Thursday, March 16, 2006

st: -textbarplot- available from SSC

A few days ago, I mentioned a program -textbarplot- I was developing. This mention was in response to a posting by Hiroshi Maeda. Austin Nichols contributed helpfully to discussion.

My own earlier stimulus came from teaching. A student had a reasonable question and the Stata answer was rather complicated compared with what she wanted. This is no criticism of -graph bar- or -twoway bar-, the main alternatives for doing it: both are general, flexible and to that extent necessarily formidable in total.

Thanks to Kit Baum, this program is now available from SSC. Stata 8.2 is required.

The major point is best illustrated by example. On a happy holiday in Stockholm I naturally visited a good bookshop and acquired a simple statistical guide to Sweden.

The following data on home access to internet 2002 (%) come from Statistiska centralbyrån. 2003. Sweden in figures/Sverige i siffror 2004. p.52:

Men 66.7 Women 60.3 16-24 75.5 25-34 75.0 35-44 80.0 45-54 75.4 55-64 59.9 65-74 29.8 75-84 10.3 Labourers 49.9 Lower white collar 60.8 Managers and officials 83.5 Entrepreneurs 66.3 Farmers 26.8 Old-age pensioners 22.1

In cases like this the breakdown by sex (certainly) or by age or occupation (possibly) is too simple to justify a graph or even a table in a report, but the three together show enough to deserve a graph or table. What I (and my student with her data (and Hiroshi Maeda too with a similar example)) would like to be able to do is insist easily on precisely this order and precisely the blank lines specified. In effect we want almost an immediate graph command.
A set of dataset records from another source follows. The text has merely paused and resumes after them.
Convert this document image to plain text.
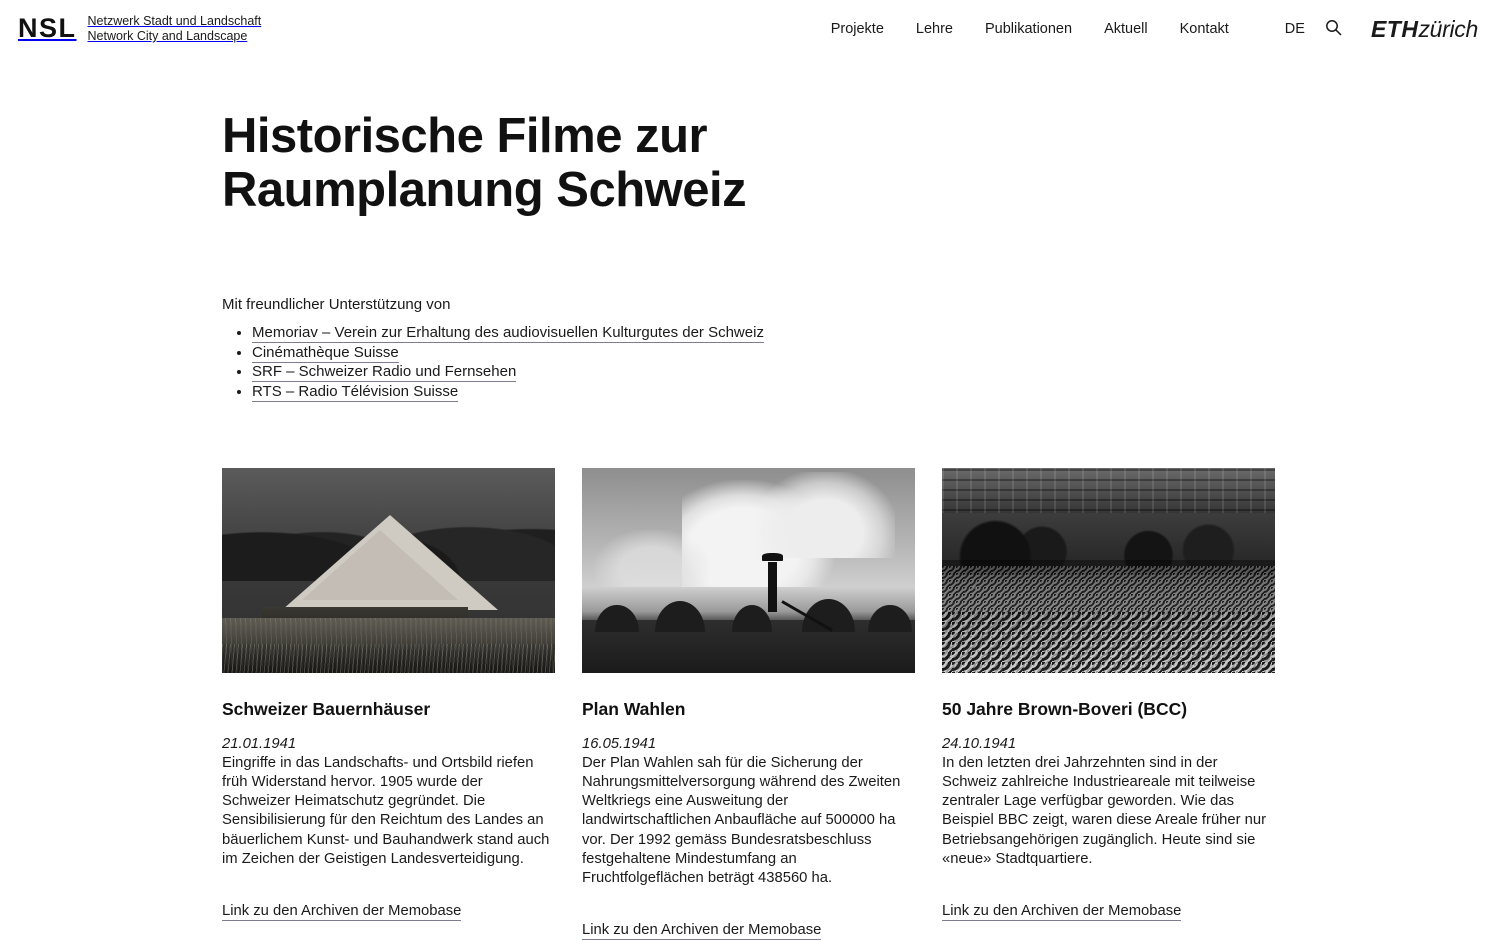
NSL Netzwerk Stadt und Landschaft
Network City and Landscape	Projekte	Lehre	Publikationen	Aktuell	Kontakt	DE	ETHzürich
Historische Filme zur Raumplanung Schweiz
Mit freundlicher Unterstützung von
• Memoriav – Verein zur Erhaltung des audiovisuellen Kulturgutes der Schweiz
• Cinémathèque Suisse
• SRF – Schweizer Radio und Fernsehen
• RTS – Radio Télévision Suisse
Schweizer Bauernhäuser
21.01.1941

Eingriffe in das Landschafts- und Ortsbild riefen früh Widerstand hervor. 1905 wurde der Schweizer Heimatschutz gegründet. Die Sensibilisierung für den Reichtum des Landes an bäuerlichem Kunst- und Bauhandwerk stand auch im Zeichen der Geistigen Landesverteidigung.

Link zu den Archiven der Memobase
Plan Wahlen
16.05.1941

Der Plan Wahlen sah für die Sicherung der Nahrungsmittelversorgung während des Zweiten Weltkriegs eine Ausweitung der landwirtschaftlichen Anbaufläche auf 500000 ha vor. Der 1992 gemäss Bundesratsbeschluss festgehaltene Mindestumfang an Fruchtfolgeflächen beträgt 438560 ha.

Link zu den Archiven der Memobase
50 Jahre Brown-Boveri (BCC)
24.10.1941

In den letzten drei Jahrzehnten sind in der Schweiz zahlreiche Industrieareale mit teilweise zentraler Lage verfügbar geworden. Wie das Beispiel BBC zeigt, waren diese Areale früher nur Betriebsangehörigen zugänglich. Heute sind sie «neue» Stadtquartiere.

Link zu den Archiven der Memobase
With -textbarplot-, you enter these data as two variables, say a string variable -text- and a numeric variable -access-, with blank strings and missing numerics in observations 3 and 11 to indicate blank lines. Then

. label var access "home access to internet (%)" . textbarplot text access

More generally, -textbarplot- produces a horizontal bar plot with text shown to the left of the bars. A textvar specifies the text and a barvar, which must be a numeric variable, specifies the magnitude of the bars.

By default

1. If textvar is a string variable, then observation numbers are used to determine row positions for the bars, which are y axis values on a reversed scale, and its values are used as text.

2. If textvar is a numeric variable with labels, then its numeric values are used to determine row positions, and its labels are used as text.

3. If textvar is an integer-valued numeric variable, then its numeric values are used to determine row positions and are also shown as text.

These defaults can be over-ridden by specifying an integer-valued y variable with the -y()- option. In that case there are no constraints on what textvar is.

textbarplot is a wrapper for -twoway bar- and -twoway scatter-. Other kinds of graph can be obtained by using a -recast()- option. The most useful alternatives are -recast(dot)-, -recast(dropline)- and -recast(spike)-.

By comparison, similar graphs with -graph hbar- can be a little awkward if there are to be gaps between clusters of bars or repeated category names. -textbarplot- is implemented in terms of -twoway- to provide a simpler alternative for some kinds of plots.

In short, -textbarplot- is at best a convenience command, but convenience is still preferable to its opposite.

P.S. There is a -vertical- option to yield giraffe graphics. It's usually a bad idea, but you can do it.